Unnests nested objects in a DynamicFrame, making them top-level objects, and returns a new unnested DynamicFrame.

unnest(transformation_ctx="", info="", stageThreshold=0, totalThreshold=0)

Unnests nested objects in a DynamicFrame, making them top-level objects, and returns a new unnested DynamicFrame.

  • transformation_ctx – A unique string that is used to identify state information (optional).

  • info – A string to be associated with error reporting for this transformation (optional).

  • stageThreshold – The number of errors encountered during this transformation at which the process should error out (optional: zero by default, indicating that the process should not error out).

  • totalThreshold – The number of errors encountered up to and including this transformation at which the process should error out (optional: zero by default, indicating that the process should not error out).

For example: unnest( )

write

write(connection_type, connection_options, format, format_options, accumulator_size)

Gets a DataSink(object) of the specified connection type from the GlueContext Class of this DynamicFrame, and uses it to format and write the contents of this DynamicFrame.
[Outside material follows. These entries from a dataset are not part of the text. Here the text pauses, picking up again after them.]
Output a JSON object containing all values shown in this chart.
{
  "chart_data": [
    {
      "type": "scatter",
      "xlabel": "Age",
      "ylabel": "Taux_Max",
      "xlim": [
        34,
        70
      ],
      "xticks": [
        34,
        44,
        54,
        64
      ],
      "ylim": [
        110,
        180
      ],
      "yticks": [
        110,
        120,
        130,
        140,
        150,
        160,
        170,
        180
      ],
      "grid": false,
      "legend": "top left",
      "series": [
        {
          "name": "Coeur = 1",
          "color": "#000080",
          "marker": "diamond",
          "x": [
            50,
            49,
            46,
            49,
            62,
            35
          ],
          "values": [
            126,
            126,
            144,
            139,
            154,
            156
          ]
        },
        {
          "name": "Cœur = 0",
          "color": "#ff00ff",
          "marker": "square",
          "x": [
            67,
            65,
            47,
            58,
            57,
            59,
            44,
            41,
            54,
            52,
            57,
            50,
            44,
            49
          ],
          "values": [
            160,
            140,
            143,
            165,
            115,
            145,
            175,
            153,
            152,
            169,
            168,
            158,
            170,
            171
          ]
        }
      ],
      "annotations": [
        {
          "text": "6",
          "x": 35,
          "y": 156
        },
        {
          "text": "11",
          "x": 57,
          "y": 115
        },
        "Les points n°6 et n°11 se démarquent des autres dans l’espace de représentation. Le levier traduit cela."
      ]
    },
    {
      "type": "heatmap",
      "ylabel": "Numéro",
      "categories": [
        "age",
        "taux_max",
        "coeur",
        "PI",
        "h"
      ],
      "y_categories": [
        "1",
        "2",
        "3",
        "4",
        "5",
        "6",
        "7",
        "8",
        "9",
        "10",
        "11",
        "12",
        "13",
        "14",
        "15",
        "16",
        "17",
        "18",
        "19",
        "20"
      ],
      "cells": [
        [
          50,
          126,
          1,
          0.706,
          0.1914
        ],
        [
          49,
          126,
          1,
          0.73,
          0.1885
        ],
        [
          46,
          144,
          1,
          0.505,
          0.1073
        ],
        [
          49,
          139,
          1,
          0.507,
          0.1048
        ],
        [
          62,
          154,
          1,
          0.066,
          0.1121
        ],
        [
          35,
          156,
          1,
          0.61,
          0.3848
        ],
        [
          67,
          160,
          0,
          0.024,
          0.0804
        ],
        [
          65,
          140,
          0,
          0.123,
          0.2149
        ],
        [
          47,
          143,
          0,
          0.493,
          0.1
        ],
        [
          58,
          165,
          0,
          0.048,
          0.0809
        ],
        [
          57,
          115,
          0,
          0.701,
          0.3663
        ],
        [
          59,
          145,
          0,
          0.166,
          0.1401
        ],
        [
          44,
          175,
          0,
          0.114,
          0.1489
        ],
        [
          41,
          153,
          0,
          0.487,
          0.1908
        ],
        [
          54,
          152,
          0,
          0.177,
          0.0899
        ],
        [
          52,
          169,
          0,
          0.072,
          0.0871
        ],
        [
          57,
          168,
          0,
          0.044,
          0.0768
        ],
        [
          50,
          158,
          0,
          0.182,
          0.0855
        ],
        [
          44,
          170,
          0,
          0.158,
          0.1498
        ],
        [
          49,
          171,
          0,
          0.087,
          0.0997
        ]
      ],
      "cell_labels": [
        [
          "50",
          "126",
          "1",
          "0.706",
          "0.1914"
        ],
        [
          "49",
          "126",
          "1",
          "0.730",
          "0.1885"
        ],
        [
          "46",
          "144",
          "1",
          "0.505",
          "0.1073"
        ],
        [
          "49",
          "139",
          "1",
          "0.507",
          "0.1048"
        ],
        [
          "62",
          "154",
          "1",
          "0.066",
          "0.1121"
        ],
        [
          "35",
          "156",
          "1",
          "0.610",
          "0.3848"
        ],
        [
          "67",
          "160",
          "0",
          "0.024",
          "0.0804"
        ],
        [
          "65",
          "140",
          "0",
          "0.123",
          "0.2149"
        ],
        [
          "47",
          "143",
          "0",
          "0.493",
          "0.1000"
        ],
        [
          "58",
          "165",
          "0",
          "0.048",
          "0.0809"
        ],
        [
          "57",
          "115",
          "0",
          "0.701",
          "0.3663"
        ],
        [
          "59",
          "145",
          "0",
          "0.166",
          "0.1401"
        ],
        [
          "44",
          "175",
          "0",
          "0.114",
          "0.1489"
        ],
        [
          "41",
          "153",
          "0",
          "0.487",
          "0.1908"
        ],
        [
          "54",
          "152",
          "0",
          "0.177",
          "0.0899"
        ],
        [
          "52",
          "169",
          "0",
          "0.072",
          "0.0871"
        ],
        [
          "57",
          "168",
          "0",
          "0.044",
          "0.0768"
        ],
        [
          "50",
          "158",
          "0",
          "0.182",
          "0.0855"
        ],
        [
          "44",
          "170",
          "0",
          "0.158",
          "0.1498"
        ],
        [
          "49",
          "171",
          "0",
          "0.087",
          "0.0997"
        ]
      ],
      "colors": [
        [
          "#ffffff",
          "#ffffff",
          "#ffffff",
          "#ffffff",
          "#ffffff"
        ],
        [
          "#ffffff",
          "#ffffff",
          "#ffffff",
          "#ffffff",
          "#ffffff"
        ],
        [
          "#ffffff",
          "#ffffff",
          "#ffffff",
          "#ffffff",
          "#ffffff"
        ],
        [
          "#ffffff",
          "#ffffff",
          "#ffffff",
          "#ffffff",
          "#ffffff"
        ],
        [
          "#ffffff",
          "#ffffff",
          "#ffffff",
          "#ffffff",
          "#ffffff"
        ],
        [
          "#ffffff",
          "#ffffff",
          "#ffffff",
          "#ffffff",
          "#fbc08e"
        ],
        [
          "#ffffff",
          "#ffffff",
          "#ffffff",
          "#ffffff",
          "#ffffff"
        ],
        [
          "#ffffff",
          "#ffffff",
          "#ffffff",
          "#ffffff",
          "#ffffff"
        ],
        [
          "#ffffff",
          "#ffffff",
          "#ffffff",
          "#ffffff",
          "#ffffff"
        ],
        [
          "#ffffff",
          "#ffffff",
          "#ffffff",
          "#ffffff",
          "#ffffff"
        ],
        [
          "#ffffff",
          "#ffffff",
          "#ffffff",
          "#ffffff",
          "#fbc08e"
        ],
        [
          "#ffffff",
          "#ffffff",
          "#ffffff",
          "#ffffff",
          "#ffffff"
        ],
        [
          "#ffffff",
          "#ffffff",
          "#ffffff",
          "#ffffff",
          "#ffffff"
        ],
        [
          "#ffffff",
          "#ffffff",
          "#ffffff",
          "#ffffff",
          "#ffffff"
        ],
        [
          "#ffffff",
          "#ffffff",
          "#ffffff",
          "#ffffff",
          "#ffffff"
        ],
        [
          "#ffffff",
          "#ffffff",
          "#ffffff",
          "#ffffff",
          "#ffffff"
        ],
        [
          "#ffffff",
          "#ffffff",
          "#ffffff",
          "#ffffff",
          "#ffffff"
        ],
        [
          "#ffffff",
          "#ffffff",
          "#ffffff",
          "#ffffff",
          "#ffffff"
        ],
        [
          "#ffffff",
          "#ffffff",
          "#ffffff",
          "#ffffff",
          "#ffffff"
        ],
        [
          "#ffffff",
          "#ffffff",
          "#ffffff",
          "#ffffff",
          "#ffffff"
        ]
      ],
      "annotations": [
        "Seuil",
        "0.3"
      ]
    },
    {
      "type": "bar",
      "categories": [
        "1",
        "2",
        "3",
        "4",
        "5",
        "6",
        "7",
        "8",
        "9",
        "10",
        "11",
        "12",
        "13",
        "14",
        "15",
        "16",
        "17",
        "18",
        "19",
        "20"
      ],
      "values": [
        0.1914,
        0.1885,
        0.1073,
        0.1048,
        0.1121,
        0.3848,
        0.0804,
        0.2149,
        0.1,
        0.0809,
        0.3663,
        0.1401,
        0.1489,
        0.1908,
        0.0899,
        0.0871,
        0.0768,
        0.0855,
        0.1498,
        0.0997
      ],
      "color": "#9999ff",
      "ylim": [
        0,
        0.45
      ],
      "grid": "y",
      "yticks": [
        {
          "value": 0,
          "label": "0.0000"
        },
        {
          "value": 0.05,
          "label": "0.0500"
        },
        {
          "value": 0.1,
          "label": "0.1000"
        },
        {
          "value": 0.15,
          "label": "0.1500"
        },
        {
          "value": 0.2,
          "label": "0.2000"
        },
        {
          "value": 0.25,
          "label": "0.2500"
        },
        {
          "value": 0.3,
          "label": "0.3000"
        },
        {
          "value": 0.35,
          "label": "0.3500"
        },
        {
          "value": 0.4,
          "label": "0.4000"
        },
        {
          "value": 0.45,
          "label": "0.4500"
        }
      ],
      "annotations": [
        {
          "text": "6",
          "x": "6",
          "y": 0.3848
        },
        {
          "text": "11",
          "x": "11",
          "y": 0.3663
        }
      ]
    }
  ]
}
Returns the new DynamicFrame formatted and written as specified.

  • connection_type – The connection type to use.

  • connection_options – The connection option to use (optional).

  • format – The format to use (optional).

  • format_options – The format options to use (optional).

  • accumulator_size – The accumulable size to use (optional).

 — Errors —

assertErrorThreshold

assertErrorThreshold( ) – An assert for errors in the transformations that created this DynamicFrame. Returns an Exception from the underlying DataFrame.

errorsAsDynamicFrame

errorsAsDynamicFrame( ) – Returns a DynamicFrame that has error records nested inside.

errorsCount

errorsCount( ) – Returns the total number of errors in a DynamicFrame.

stageErrorsCount

stageErrorsCount – Returns the number of errors that occurred in the process of generating this DynamicFrame.